Panel 4 – From Data to Critical Infrastructure: Improving Our Defence Against The Invisible Threat
Next we welcomed a panel that saw the return of FBI representatives Eric Smithmier and Jensen Penalosa as well as NCIS DDOP Christopher McMahon on stage, and were also joined by Head of Cybersecurity at Irish Water, Katie McCarthy. This panel discussion focused on improving the defense against the invisible threat of cyber attacks on critical infrastructure and data. The topics discussed included budget constraints for CISOs, the role of international norms and regulations in improving security, government and policing efforts to tackle cyber threats, resilience and quick recovery of systems and infrastructure, collaboration and information sharing among stakeholders, securing IoT devices, and balancing security and business needs. The panellists provided insights and best practices on how organisations can stay ahead of evolving threats and attacks, while ensuring the integrity and confidentiality of their data.
Panel 5 – The Big Debate: Is Ireland Ready For The Next Cyber Attack? Lessons From The HSE Attack
The final panel of the day consisted of David Wall from Tallaght University Hospital, Anne Coleman of St Michaels Hospital, John Ward of the HSE and Ronan Murphy of Smarttech247. During the panel discussion, the speakers discussed the readiness of Ireland for the next cyber attack, with a focus on the lessons learned from the recent HSE attack. The importance of maintaining operations during an attack was highlighted and questions arose on what issues still need to be addressed.
They also discussed the importance of incident response plans and securing data in the future. Vulnerabilities in Ireland’s healthcare sector were also identified. We heard insights on the HSE attack and discussed the current security posture of the healthcare system. The impact of the attack on patients and staff was also discussed, along with the changes made since then. Finally, the recommendations in the report were discussed, with a question on whether they have been implemented.
Cybersecurity Leader of the Year Award
Head of Cybersecurity at Irish Water Katie McCarthy was named Cybersecurity Leader of the Year. Katie received the award as she demonstrated exceptional innovation and excellence in the field of cybersecurity. Katie played a role in leading and defining the cybersecurity direction of Irish Water provides an example to others to develop and implement security measures that protect against cyber threats.
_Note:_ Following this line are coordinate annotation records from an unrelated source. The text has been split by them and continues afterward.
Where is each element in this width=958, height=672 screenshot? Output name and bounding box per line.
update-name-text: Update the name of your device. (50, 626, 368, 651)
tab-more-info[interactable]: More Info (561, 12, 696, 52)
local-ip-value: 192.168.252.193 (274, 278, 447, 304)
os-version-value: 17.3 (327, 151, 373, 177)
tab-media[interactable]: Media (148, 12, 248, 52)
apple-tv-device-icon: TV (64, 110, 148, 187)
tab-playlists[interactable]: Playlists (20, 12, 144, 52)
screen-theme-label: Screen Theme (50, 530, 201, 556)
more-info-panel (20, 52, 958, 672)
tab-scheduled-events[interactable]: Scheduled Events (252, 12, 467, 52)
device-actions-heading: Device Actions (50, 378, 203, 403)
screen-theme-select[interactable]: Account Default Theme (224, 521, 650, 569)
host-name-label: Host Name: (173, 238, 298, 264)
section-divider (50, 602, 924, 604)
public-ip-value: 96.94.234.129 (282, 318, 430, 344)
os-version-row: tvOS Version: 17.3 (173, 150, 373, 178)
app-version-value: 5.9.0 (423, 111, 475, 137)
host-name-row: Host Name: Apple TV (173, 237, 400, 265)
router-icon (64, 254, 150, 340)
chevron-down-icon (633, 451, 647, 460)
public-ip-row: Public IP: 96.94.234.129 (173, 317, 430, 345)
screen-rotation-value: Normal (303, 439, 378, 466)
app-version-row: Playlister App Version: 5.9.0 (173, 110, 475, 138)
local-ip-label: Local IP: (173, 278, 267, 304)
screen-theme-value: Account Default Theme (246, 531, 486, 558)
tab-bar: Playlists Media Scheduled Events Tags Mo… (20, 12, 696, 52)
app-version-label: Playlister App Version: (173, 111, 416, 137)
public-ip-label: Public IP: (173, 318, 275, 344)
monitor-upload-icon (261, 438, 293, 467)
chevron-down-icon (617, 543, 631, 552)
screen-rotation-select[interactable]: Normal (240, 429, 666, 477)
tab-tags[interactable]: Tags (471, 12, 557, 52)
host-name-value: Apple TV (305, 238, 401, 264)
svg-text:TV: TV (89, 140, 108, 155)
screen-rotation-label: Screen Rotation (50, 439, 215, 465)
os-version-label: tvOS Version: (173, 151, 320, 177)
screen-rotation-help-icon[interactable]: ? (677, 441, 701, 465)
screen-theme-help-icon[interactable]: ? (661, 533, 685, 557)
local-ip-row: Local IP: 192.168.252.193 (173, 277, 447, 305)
As Zero Day Con 2023 drew to a close, attendees were left with a wealth of insights from some of the brightest minds in cybersecurity. The conference featured representatives from many of the world’s leading organisations and highlighted the major challenges the sector will face in the future. The discussions also delved into how past events and attacks have shaped the cybersecurity landscape, providing a better understanding of the road ahead.We extend our thanks to all who participated and supported Zero Day Con 2023, and we are excited to see what Zero Day Con will have in store when it returns in 2024.